SEOUL (Reuters) - North Korea will hold a plenary session of its ruling party’s central committee on Wednesday, a day after leader Kim Jong Un chaired a politburo meeting to discuss ways to make progress under the “prevailing tense situation”, state media reported.

The plenary session, which occurs regularly, comes in the wake of Kim’s second summit with U.S. President Donald Trump in February. Their meeting in Hanoi was cut short by Trump as the two leaders failed to reach any agreement over North Korea’s nuclear weapons program or international sanctions.

The ruling party officials will gather to “discuss and decide the new orientation and ways of struggle in line with the need of the prevailing revolutionary situation,” state news agency KCNA said on Wednesday.

In a meeting of the Political Bureau of the Central Committee of the Workers’ Party of Korea on Tuesday, Kim told officials they need to work more responsibly to carry out his strategy in the face of international pressure.

“The Supreme Leader urged the need for leading officials to fully display a high sense of responsibility and creativity, and the revolutionary spirit of self-reliance and fortitude in an attitude befitting the masters of the revolution and construction under the prevailing tense situation and thus follow through on the new strategic line of the Party,” KCNA said.

At a plenary session last year, Kim formally announced a “new strategic line” of focusing on economic progress and improving North Koreans’ lives, rather than the previous two-pronged approach of both economic and nuclear weapons development.

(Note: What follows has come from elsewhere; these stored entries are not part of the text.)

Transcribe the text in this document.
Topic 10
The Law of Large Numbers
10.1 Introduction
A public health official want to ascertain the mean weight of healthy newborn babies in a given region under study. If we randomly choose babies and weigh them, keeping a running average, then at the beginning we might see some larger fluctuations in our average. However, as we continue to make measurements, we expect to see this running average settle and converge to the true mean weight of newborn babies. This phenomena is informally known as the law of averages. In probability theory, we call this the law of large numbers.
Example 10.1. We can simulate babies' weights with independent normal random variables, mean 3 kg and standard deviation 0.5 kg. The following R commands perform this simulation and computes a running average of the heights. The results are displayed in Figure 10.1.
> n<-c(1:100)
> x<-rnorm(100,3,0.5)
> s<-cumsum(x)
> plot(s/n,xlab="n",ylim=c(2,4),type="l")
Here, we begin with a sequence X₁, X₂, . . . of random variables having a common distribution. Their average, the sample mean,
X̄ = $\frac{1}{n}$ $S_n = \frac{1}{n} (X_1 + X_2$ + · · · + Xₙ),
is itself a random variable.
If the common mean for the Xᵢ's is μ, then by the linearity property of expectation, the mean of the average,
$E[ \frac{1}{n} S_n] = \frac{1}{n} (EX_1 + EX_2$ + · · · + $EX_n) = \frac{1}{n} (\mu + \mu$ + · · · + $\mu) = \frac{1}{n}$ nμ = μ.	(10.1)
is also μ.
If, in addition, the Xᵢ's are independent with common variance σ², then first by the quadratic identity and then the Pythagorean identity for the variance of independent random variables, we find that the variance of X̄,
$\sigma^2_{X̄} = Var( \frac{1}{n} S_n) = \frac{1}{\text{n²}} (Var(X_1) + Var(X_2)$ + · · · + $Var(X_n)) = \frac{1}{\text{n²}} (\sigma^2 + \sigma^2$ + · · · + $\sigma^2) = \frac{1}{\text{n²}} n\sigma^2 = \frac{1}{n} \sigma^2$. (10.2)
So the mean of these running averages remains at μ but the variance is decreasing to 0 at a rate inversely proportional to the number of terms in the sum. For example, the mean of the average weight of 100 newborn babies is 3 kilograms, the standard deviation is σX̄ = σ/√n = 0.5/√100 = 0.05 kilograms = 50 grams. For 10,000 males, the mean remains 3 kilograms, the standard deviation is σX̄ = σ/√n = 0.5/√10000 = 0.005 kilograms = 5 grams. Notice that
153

While Kim used his New Year’s speech to warn he might take a “new path” if Washington maintains sanctions, South Korean officials said they do not expect this week’s meetings to lead to Kim shifting focus from the economy.

“We believe that last year’s new strategic line, the all-out focus on economic construction, will remain,” Baik Tae-hyun, spokesman for South Korea’s unification ministry said at a briefing on Wednesday.

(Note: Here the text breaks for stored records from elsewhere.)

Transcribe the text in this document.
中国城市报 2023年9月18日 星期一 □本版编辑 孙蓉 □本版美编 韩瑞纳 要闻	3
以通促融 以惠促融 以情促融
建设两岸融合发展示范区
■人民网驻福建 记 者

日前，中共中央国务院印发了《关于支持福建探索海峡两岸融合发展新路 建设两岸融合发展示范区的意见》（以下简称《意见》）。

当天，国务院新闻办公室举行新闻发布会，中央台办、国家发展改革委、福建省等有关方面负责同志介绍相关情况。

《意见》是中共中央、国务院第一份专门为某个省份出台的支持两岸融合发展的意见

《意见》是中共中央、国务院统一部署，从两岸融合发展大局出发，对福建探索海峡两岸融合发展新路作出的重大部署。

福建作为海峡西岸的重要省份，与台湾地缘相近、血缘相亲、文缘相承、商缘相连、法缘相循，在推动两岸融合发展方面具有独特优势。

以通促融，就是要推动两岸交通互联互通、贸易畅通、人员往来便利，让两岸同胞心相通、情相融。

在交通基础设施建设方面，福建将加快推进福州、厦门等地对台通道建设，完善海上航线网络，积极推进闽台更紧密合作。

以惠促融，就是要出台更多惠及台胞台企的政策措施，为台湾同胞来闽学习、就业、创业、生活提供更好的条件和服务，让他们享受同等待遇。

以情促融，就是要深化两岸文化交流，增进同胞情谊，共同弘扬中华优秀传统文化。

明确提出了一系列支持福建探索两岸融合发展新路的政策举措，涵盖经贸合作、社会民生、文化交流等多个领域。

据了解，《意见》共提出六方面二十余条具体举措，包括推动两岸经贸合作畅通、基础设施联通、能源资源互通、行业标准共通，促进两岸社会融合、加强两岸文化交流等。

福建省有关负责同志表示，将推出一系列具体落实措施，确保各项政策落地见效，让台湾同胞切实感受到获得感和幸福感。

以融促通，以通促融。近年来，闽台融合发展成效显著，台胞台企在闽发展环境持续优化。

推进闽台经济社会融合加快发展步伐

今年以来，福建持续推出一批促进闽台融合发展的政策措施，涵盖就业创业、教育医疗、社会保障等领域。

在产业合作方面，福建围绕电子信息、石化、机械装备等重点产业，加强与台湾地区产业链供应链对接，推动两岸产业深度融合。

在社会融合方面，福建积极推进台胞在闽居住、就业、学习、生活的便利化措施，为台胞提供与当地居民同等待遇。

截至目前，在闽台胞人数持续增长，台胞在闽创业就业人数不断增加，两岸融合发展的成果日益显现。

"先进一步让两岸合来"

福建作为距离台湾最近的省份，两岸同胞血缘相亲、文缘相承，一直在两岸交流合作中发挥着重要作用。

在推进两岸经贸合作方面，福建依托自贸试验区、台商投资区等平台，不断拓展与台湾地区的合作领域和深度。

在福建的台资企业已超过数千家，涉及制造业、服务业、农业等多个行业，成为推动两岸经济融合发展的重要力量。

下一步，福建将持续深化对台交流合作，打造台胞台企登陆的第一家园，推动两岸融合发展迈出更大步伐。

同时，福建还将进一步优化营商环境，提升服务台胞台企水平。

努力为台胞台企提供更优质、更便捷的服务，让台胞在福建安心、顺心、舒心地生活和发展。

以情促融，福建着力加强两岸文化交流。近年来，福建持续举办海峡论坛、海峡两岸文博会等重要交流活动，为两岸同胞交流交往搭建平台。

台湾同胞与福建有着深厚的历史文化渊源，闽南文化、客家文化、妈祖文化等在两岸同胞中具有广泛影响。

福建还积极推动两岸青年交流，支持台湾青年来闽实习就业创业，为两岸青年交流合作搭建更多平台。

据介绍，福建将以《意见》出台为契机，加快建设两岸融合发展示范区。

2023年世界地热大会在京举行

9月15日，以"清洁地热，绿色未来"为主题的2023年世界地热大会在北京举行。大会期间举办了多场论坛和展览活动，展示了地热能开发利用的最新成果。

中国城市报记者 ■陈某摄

Despite his failure to secure any sanctions relief at the Hanoi summit, Kim has continued to highlight his economic push in recent weeks.

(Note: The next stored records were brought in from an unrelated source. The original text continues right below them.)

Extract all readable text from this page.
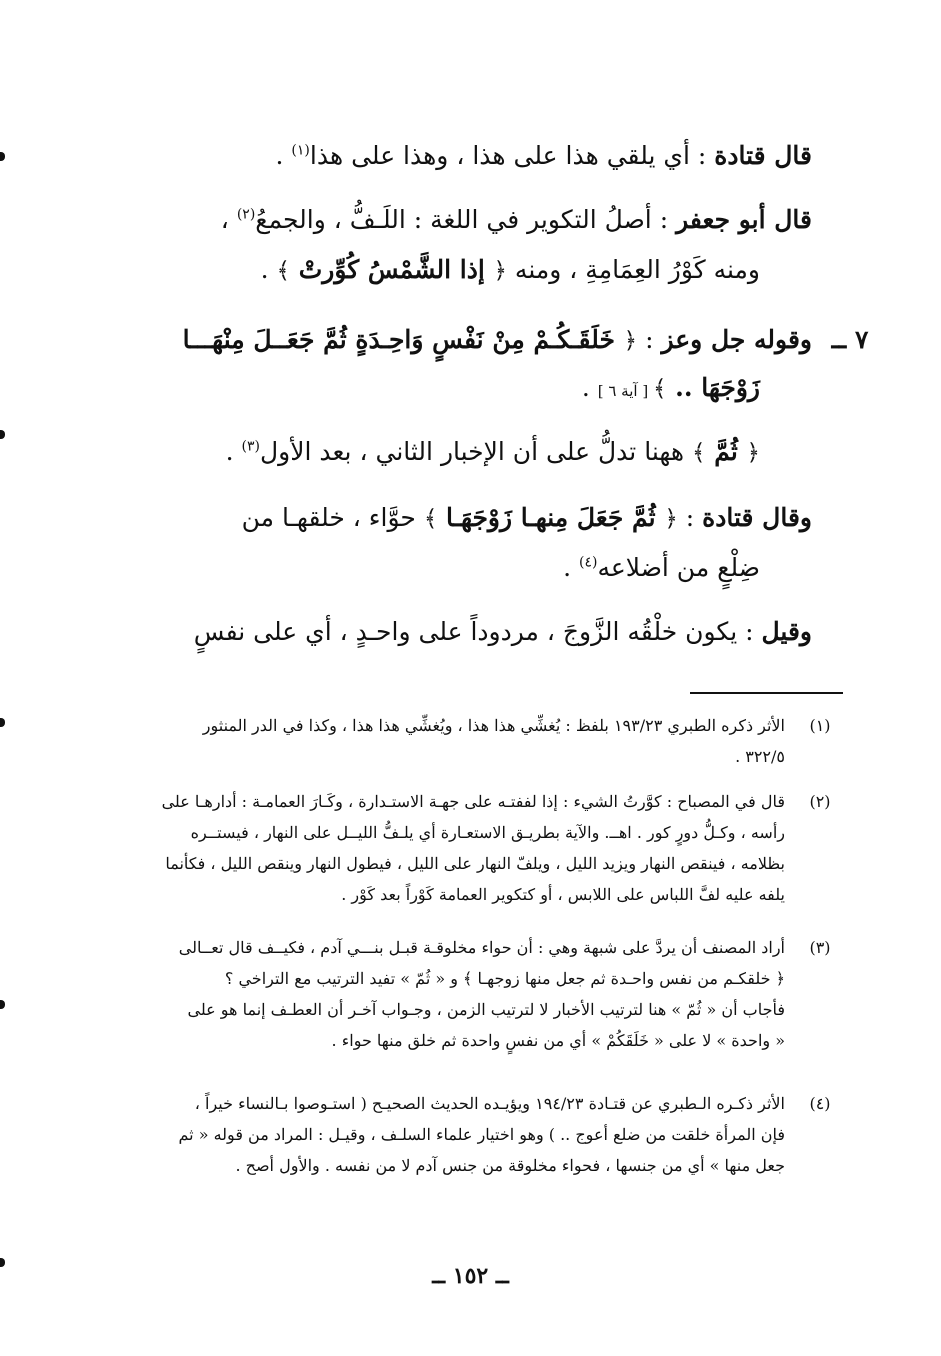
قال قتادة : أي يلقي هذا على هذا ، وهذا على هذا$^{(١)}$ .
قال أبو جعفر : أصلُ التكوير في اللغة : اللَـفُّ ، والجمعُ$^{(٢)}$ ،
ومنه كَوْرُ العِمَامِةِ ، ومنه ﴿ إذا الشَّمْسُ كُوِّرتْ ﴾ .
٧ ــ
وقوله جل وعز : ﴿ خَلَقَـكُـمْ مِنْ نَفْسٍ وَاحِـدَةٍ ثُمَّ جَعَــلَ مِنْهَـــا
زَوْجَهَا .. ﴾ [ آية ٦ ] .
﴿ ثُمَّ ﴾ ههنا تدلُّ على أن الإخبار الثاني ، بعد الأول$^{(٣)}$ .
وقال قتادة : ﴿ ثُمَّ جَعَلَ مِنهـا زَوْجَهَـا ﴾ حوَّاء ، خلقهـا من
ضِلْعٍ من أضلاعه$^{(٤)}$ .
وقيل : يكون خلْقُه الزَّوجَ ، مردوداً على واحـدٍ ، أي على نفسٍ
(١)
الأثر ذكره الطبري ١٩٣/٢٣ بلفظ : يُغشِّي هذا هذا ، ويُغشِّي هذا هذا ، وكذا في الدر المنثور
٣٢٢/٥ .
(٢)
قال في المصباح : كوَّرتُ الشيء : إذا لففتـه على جهـة الاستـدارة ، وكَـارَ العمامـة : أدارهـا على
رأسه ، وكـلُّ دورٍ كور . اهــ. والآية بطريـق الاستعـارة أي يلـفُّ الليــل على النهار ، فيستــره
بظلامه ، فينقص النهار ويزيد الليل ، ويلفّ النهار على الليل ، فيطول النهار وينقص الليل ، فكأنما
يلفه عليه لفَّ اللباس على اللابس ، أو كتكوير العمامة كَوْراً بعد كَوْر .
(٣)
أراد المصنف أن يردَّ على شبهة وهي : أن حواء مخلوقـة قبـل بنـــي آدم ، فكيــف قال تعــالى
﴿ خلقكـم من نفس واحـدة ثم جعل منها زوجهـا ﴾ و « ثُمّ » تفيد الترتيب مع التراخي ؟
فأجاب أن « ثُمّ » هنا لترتيب الأخبار لا لترتيب الزمن ، وجـواب آخـر أن العطـف إنما هو على
« واحدة » لا على « خَلَقَكُمْ » أي من نفسٍ واحدة ثم خلق منها حواء .
(٤)
الأثر ذكـره الـطبري عن قتـادة ١٩٤/٢٣ ويؤيـده الحديث الصحيـح ( استـوصوا بـالنساء خيراً ،
فإن المرأة خلقت من ضلع أعوج .. ) وهو اختيار علماء السلـف ، وقيـل : المراد من قوله « ثم
جعل منها » أي من جنسها ، فحواء مخلوقة من جنس آدم لا من نفسه . والأول أصح .
ــ ١٥٢ ــ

Over the past week state media published images and reports of Kim visits to at least four economic projects in five days, including a remodeled department store, tourist resorts, and an economic hub near the border with China.

North Korea’s rubber-stamp parliament is scheduled to meet on Thursday.

Wednesday’s ruling party plenary session comes as South Korean President Moon Jae-in flies to Washington to meet with Trump and try to jumpstart talks between North Korea and the United States.

“In a situation where it’s difficult to take a completely new path, they’re emphasizing self-reliance to show the U.S. that they can go their own way,” said Shin Beom-chul, a senior fellow at the Asan Institute for Policy Studies in Seoul.

“North Korea is targeting the U.S., sending a message that we will not back down, so the U.S. must change its stance.”